More Summer Salads

You need more salad in your life and to that end we’ve got a bunch of fun, new salad recipes to share with you. First off, let’s get all retro with layered salads, they look beautiful and can be done with fruit or vegetables. We found in this recipe in Southern Living for a layered Cornbread & Turkey Salad with Buttermilk dressing. Rather than baking the cornbread you may want to buy some from a bakery – this is no time to be turning on an oven!

A layered fruit salad is gorgeous and healthy, you can lower the healthiness of it by serving it with our favourite fruit dip – Clouds of Heaven. Clouds of Heaven is simply a mixture of equal parts Cool Whip and your favourite flavoured yogurt (peach, blueberry or strawberry).

It sounds dubious but it is divine.

Platter salads are fun too, they’re a bit more refined yet still rustic. Get out your nice, big platter and scatter with sliced heirloom tomatoes, torn basil and soft, little balls of bocconcini. Sprinkle with Malden salt and fresh cracked pepper and drizzle with fruity olive oil. Voila! You can do the same with watermelon, arugula, olives and feta with a white balsamic vinaigrette, or try sweet, shelled peas and favas with bacon and pea shoots drizzled with homemade Ranch dressing.

Finally, hearty salads that act as a meal in and of themselves are worth trying out at lunch or dinnertime this summer.
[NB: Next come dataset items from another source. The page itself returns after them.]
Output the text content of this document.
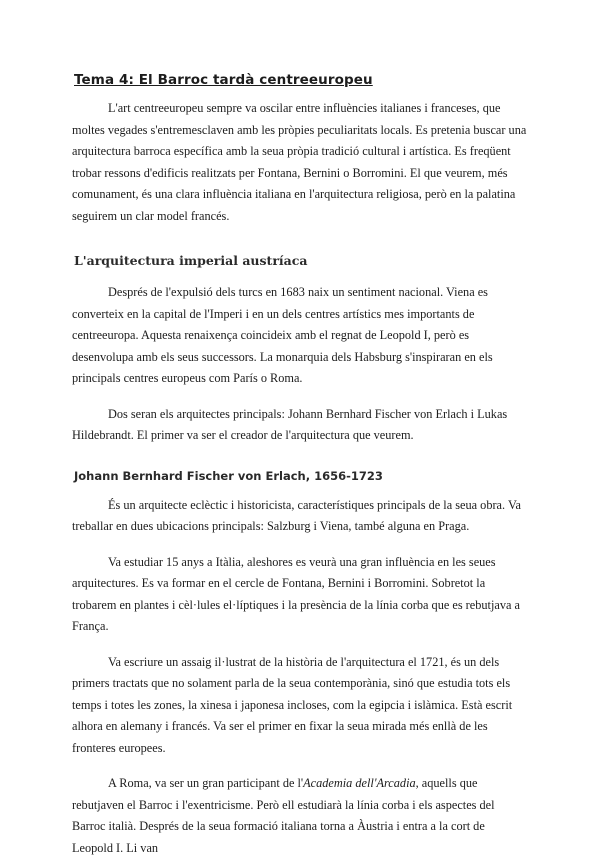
Tema 4: El Barroc tardà centreeuropeu

L'art centreeuropeu sempre va oscilar entre influències italianes i franceses, que moltes vegades s'entremesclaven amb les pròpies peculiaritats locals. Es pretenia buscar una arquitectura barroca específica amb la seua pròpia tradició cultural i artística. Es freqüent trobar ressons d'edificis realitzats per Fontana, Bernini o Borromini. El que veurem, més comunament, és una clara influència italiana en l'arquitectura religiosa, però en la palatina seguirem un clar model francés.

L'arquitectura imperial austríaca

Després de l'expulsió dels turcs en 1683 naix un sentiment nacional. Viena es converteix en la capital de l'Imperi i en un dels centres artístics mes importants de centreeuropa. Aquesta renaixença coincideix amb el regnat de Leopold I, però es desenvolupa amb els seus successors. La monarquia dels Habsburg s'inspiraran en els principals centres europeus com París o Roma.

Dos seran els arquitectes principals: Johann Bernhard Fischer von Erlach i Lukas Hildebrandt. El primer va ser el creador de l'arquitectura que veurem.

Johann Bernhard Fischer von Erlach, 1656-1723

És un arquitecte eclèctic i historicista, característiques principals de la seua obra. Va treballar en dues ubicacions principals: Salzburg i Viena, també alguna en Praga.

Va estudiar 15 anys a Itàlia, aleshores es veurà una gran influència en les seues arquitectures. Es va formar en el cercle de Fontana, Bernini i Borromini. Sobretot la trobarem en plantes i cèl·lules el·líptiques i la presència de la línia corba que es rebutjava a França.

Va escriure un assaig il·lustrat de la història de l'arquitectura el 1721, és un dels primers tractats que no solament parla de la seua contemporània, sinó que estudia tots els temps i totes les zones, la xinesa i japonesa incloses, com la egipcia i islàmica. Està escrit alhora en alemany i francés. Va ser el primer en fixar la seua mirada més enllà de les fronteres europees.

A Roma, va ser un gran participant de l'Academia dell'Arcadia, aquells que rebutjaven el Barroc i l'exentricisme. Però ell estudiarà la línia corba i els aspectes del Barroc italià. Després de la seua formació italiana torna a Àustria i entra a la cort de Leopold I. Li van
Try a potato salad with asparagus, hard cooked eggs, bacon, radishes and fresh herbs or a salad Nicoise with tiny Nicoise olives, tender, steamed haricot verts and good quality canned tuna. A Fajita salad can be served up platter style with sliced & grilled flank steak with shredded sharp cheese, sour cream, crispy tortilla strips, chopped tomato and crunchy iceberg lettuce. A chickpea salad with fried haloumi cheese, preserved lemon, greens, currants and pomegranate-mint molasses dressing makes a hearty, exotic meal. Any cooked components can be done on the grill or done up the night before when it’s a bit cooler in the kitchen. Boiling potatoes, eggs or pasta for salads is easy to do in the evening and they can be stashed in the fridge to cool and be ready for use the next day.